Imagine instead: In lieu of arriving at the first appointment empty-handed, you’ve been given access to all of your health records aggregated across current and past providers and been able to digitally annotate them and fill in any missing gaps. You’ve used embedded  tools to assess your personality features, your behaviors, and how features of your life history may be relevant to the manifestation of your condition. You come to that first session armed with your complete, handcrafted blueprint – and your clinician has a copy too, so together you can map out a path forward. As you progress in treatment, you’re digitally visualizing  changes in moods and behaviors of interest, and get AI generated insights back on what’s working, what’s not, and what to do about it.
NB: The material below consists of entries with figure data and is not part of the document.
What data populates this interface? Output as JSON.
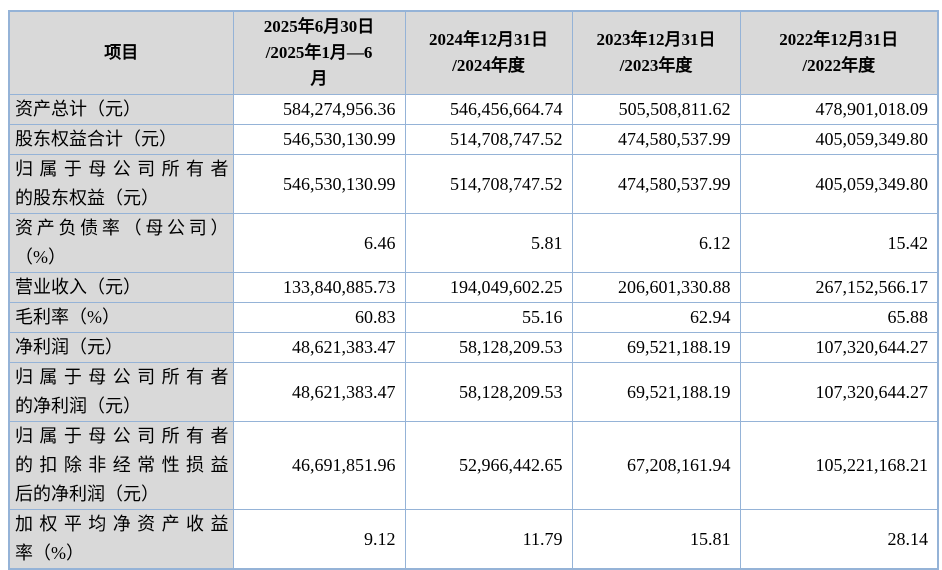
{
  "colors": {
    "border": "#95B3D7",
    "header_bg": "#D9D9D9"
  },
  "table": {
    "headers": [
      "项目",
      "2025年6月30日\n/2025年1月—6\n月",
      "2024年12月31日\n/2024年度",
      "2023年12月31日\n/2023年度",
      "2022年12月31日\n/2022年度"
    ],
    "rows": [
      {
        "label": [
          "资产总计（元）"
        ],
        "values": [
          "584,274,956.36",
          "546,456,664.74",
          "505,508,811.62",
          "478,901,018.09"
        ]
      },
      {
        "label": [
          "股东权益合计（元）"
        ],
        "values": [
          "546,530,130.99",
          "514,708,747.52",
          "474,580,537.99",
          "405,059,349.80"
        ]
      },
      {
        "label": [
          "归属于母公司所有者",
          "的股东权益（元）"
        ],
        "values": [
          "546,530,130.99",
          "514,708,747.52",
          "474,580,537.99",
          "405,059,349.80"
        ]
      },
      {
        "label": [
          "资产负债率（母公司）",
          "（%）"
        ],
        "values": [
          "6.46",
          "5.81",
          "6.12",
          "15.42"
        ]
      },
      {
        "label": [
          "营业收入（元）"
        ],
        "values": [
          "133,840,885.73",
          "194,049,602.25",
          "206,601,330.88",
          "267,152,566.17"
        ]
      },
      {
        "label": [
          "毛利率（%）"
        ],
        "values": [
          "60.83",
          "55.16",
          "62.94",
          "65.88"
        ]
      },
      {
        "label": [
          "净利润（元）"
        ],
        "values": [
          "48,621,383.47",
          "58,128,209.53",
          "69,521,188.19",
          "107,320,644.27"
        ]
      },
      {
        "label": [
          "归属于母公司所有者",
          "的净利润（元）"
        ],
        "values": [
          "48,621,383.47",
          "58,128,209.53",
          "69,521,188.19",
          "107,320,644.27"
        ]
      },
      {
        "label": [
          "归属于母公司所有者",
          "的扣除非经常性损益",
          "后的净利润（元）"
        ],
        "values": [
          "46,691,851.96",
          "52,966,442.65",
          "67,208,161.94",
          "105,221,168.21"
        ]
      },
      {
        "label": [
          "加权平均净资产收益",
          "率（%）"
        ],
        "values": [
          "9.12",
          "11.79",
          "15.81",
          "28.14"
        ]
      }
    ]
  }
}
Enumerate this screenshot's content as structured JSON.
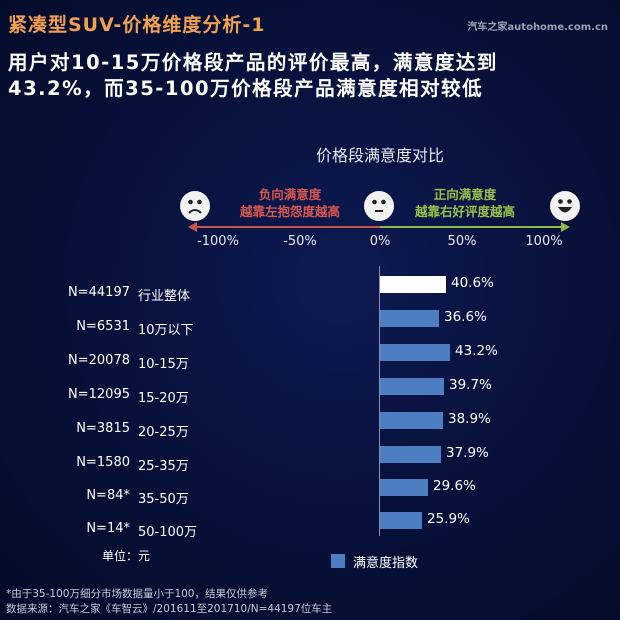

Now picture this same process playing out over hundreds of thousands of clinical sessions. The more data we input, the better we will be able to stratify mental health conditions to bring greater precision to how we diagnose and treat. Mapping patient histories, following the nuanced features of their condition over time, and – ultimately – achieving remission improves ROI for all parties. Insurers will benefit because they’re more precisely and efficiently determining coverage and maximizing patient outcomes. Pharma and diagnostics will benefit because the influx of segmentation data will ignite diagnostic, treatment, and biomarker R&D. And clinicians will benefit because they’re no longer handcuffed by incomplete, subjective information.

We have made major strides in destigmatizing mental illness, but the field is decades behind similar movements. Every year we celebrate Breast Cancer Awareness Month in October. It was first celebrated in 1985 and in the nearly four decades since the annual celebration, it has helped evolve our understanding of the disease. By tapping into the power of data, AI, and tech, we can do the same for mental illness.